Réponse à Aziz Mouats.

D’abord, un point essentiel, car ce serait très injuste que mon expression sur le débat qui entoure le film puisse laisser supposer que je ne vous reconnaisse pas cette liberté de pensée que vous revendiquez et affirmez. Ce n’est pas cela que j’ai voulu dire. (Ce serait insultant et ne correspondrait pas du tout à ce que je voulais exprimer au sujet de la personne que j’ai perçue à travers le film, vous). Mais même le film vécu de l’intérieur, vu et revu peut-être, est susceptible d’être perçu différemment, intérieurement, suivant les moments, le contexte, les émotions diverses qui accompagnent le retour sur « l’objet fini », l’œuvre telle qu’elle est achevée.
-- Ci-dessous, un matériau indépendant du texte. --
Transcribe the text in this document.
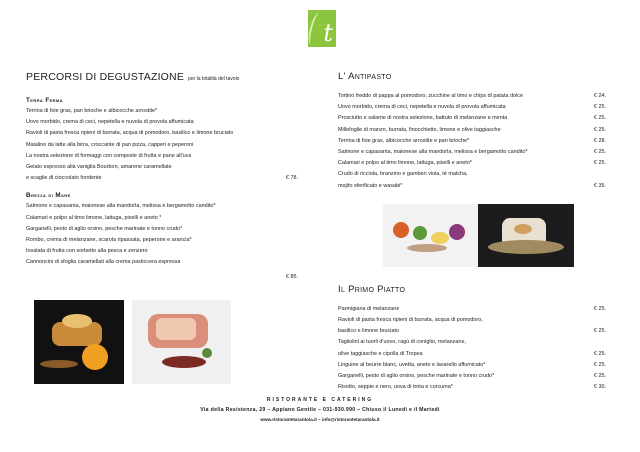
t
PERCORSI DI DEGUSTAZIONE per la totalità del tavolo
Terra Ferma
Terrina di foie gras, pan brioche e albicocche arrostite*
Uovo morbido, crema di ceci, nepetella e nuvola di provola affumicata
Ravioli di pasta fresca ripieni di burrata, acqua di pomodoro, basilico e limone bruciato
Maialino da latte alla birra, croccante di pan pizza, capperi e peperoni
La nostra selezione di formaggi con composte di frutta e pane all'uva
Gelato espresso alla vaniglia Bourbon, amarene caramellate
e scaglie di cioccolato fondente	€ 78.
Brezza di Mare
Salmone e capasanta, maionese alla mandorla, melissa e bergamotto candito*
Calamari e polpo al timo limone, lattuga, piselli e aneto *
Garganelli, pesto di aglio orsino, pesche marinate e tonno crudo*
Rombo, crema di melanzane, scarola ripassata, peperone e arancia*
Insalata di frutta con sorbetto alla pesca e zenzero
Cannoncini di sfoglia caramellati alla crema pasticcera espressa
€ 85.
L' Antipasto
Tortino freddo di pappa al pomodoro, zucchine al timo e chips di patata dolce	€ 24.
Uovo morbido, crema di ceci, nepetella e nuvola di provola affumicata	€ 25.
Prosciutto e salame di nostra selezione, battuto di melanzane e menta	€ 25.
Millefoglie di manzo, burrata, finocchietto, limone e olive taggiasche	€ 25.
Terrina di foie gras, albicocche arrostite e pan brioche*	€ 28.
Salmone e capasanta, maionese alla mandorla, melissa e bergamotto candito*	€ 25.
Calamari e polpo al timo limone, lattuga, piselli e aneto*	€ 25.
Crudo di ricciola, branzino e gamberi viola, té matcha,
mojito sferificato e wasabi*	€ 35.
Il Primo Piatto
Parmigiana di melanzane	€ 25.
Ravioli di pasta fresca ripieni di burrata, acqua di pomodoro,
basilico e limone bruciato	€ 25.
Tagliolini ai tuorli d'uovo, ragù di coniglio, melanzane,
olive taggiasche e cipolla di Tropea	€ 25.
Linguine al beurre blanc, uvetta, aneto e lavarello affumicato*	€ 25.
Garganelli, pesto di aglio orsino, pesche marinate e tonno crudo*	€ 25.
Risotto, seppie e nero, uova di trota e curcuma*	€ 30.
RISTORANTE E CATERING
Via della Resistenza, 29 – Appiano Gentile – 031-930.990 – Chiuso il Lunedì e il Martedì
www.ristorantetarantola.it – info@ristorantetarantola.it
Quand je parlais du débat « douteux », autre point, je me référais au fait que certains aient réagi sans voir et sans se questionner. Et on sait bien que ces sujets réveillent aussi, sur les deux rives, des positionnements idéologiques, autour de nous.

Je crois surtout qu’un film, une fois que le montage est fait, ne peut que provoquer une certaine frustration, car les heures d’images possibles ne donnent plus qu’une part infime de ce qu’on aurait pu voir. Mais comment faire ? Alors, forcément, quand on traite de sujets aussi chargés de sens et d’affect, les images non retenues, les passages absents, deviennent des trous béants, du vide qui paraît masquer (manquer...) la signification désirée.
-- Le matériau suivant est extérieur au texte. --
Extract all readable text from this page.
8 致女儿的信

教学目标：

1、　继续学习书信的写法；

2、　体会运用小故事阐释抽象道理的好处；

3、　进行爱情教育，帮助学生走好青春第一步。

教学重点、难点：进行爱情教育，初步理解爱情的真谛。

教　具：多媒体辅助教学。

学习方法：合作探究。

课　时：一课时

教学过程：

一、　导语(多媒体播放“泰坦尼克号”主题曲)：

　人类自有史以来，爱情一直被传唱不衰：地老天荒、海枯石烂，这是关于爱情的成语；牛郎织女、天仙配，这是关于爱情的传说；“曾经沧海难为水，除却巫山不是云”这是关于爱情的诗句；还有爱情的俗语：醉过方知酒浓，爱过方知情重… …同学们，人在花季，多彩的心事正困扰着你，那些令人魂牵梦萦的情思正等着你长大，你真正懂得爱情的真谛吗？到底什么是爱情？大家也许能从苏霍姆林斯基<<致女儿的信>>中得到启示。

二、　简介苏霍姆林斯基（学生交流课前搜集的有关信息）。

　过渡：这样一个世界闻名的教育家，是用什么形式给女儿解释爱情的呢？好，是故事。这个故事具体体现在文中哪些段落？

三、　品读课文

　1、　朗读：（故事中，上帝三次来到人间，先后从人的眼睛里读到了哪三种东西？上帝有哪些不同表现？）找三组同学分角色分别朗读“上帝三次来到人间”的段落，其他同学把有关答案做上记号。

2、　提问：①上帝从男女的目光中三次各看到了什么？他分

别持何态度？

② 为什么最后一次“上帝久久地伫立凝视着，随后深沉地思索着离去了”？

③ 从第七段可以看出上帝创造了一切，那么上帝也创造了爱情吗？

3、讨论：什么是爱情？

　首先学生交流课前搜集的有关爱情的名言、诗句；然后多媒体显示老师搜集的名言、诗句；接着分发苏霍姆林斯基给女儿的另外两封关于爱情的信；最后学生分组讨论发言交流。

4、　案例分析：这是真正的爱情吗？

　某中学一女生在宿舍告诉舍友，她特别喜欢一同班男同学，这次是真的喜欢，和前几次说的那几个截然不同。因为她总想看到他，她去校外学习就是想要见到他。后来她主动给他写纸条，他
Ce film, il faut que nous le replacions dans la trilogie documentaire à laquelle il appartient, et que nous ne le pensions pas comme une fin. Il est une partie d’une démarche plus large. Sans oublier le sujet principal, là : l’absent. Pourrait-on, en un film, saisir toute la vérité ? Un grand pan, déjà... Mais je vous reconnais le droit de vouloir en dire plus !

D’autre part, les traces existent... Et, à l’heure des DVD, avec leurs « bonus » documentaires, qui dit que des éléments non retenus ne pourraient pas avoir un jour une autre place, dans un contexte ou un autre, enrichis des questionnements et des doutes ? Mais je ne suis ni cinéaste ni producteur... Et je ne connais pas la « matière » de ce qui est en question, n’ayant justement pas vu cela.
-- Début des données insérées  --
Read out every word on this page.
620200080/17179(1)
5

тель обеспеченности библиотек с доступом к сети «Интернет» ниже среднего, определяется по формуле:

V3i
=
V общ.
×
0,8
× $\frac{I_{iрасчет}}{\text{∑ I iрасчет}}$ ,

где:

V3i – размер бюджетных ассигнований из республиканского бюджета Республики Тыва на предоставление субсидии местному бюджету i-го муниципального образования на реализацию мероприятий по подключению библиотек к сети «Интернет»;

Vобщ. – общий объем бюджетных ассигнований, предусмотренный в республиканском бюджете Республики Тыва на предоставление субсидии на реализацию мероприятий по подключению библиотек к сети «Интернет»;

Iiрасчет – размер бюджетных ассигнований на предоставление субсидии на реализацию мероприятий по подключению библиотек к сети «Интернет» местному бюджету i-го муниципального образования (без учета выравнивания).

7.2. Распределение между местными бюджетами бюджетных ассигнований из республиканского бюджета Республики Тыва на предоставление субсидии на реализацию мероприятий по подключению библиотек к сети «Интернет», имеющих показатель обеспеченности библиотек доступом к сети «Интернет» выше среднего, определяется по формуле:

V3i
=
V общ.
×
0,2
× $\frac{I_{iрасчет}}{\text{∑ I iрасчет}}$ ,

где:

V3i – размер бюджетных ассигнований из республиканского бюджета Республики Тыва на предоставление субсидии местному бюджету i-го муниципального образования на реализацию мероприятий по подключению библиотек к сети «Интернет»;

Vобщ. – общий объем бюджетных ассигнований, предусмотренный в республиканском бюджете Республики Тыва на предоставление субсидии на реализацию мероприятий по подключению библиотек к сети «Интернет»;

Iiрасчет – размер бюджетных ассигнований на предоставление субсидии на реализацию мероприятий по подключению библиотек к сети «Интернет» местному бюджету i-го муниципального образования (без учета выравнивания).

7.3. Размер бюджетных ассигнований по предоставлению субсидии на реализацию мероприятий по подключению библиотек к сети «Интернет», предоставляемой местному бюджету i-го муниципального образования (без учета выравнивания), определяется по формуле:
Oui, ce film a approfondi mes prises de conscience, largement (il est donc utile...). Mais il n’en est pas la source, car cela fait bien longtemps que j’observe, ressens, écoute et lis. Je dirais... depuis l’enfance. Bien avant les films, les livres, les textes. Il y a des lucidités qui naissent dans l’enfance. En regardant les visages. (Et c'est cela que je retrouve dans ce film, particulièrement, ce que vous avez réussi ensemble).

Oui, vous en parlez bien, distinguons, surtout, les êtres, les peuples, des pouvoirs (les faits des pouvoirs et les effets des systèmes).

Ce serait dommage, je trouve, que JP Lledo et vous n’arriviez pas à rétablir une communication apaisée. Car vous avez l’un et l’autre reçu, dans la réciprocité. Et vous pourrez porter témoignage. Au-delà des heurts. Nous sommes tous des écorchés vifs, ne l’oubliez pas, tous les deux... Vous le dites, là, en évoquant nos douleurs « indélébiles ».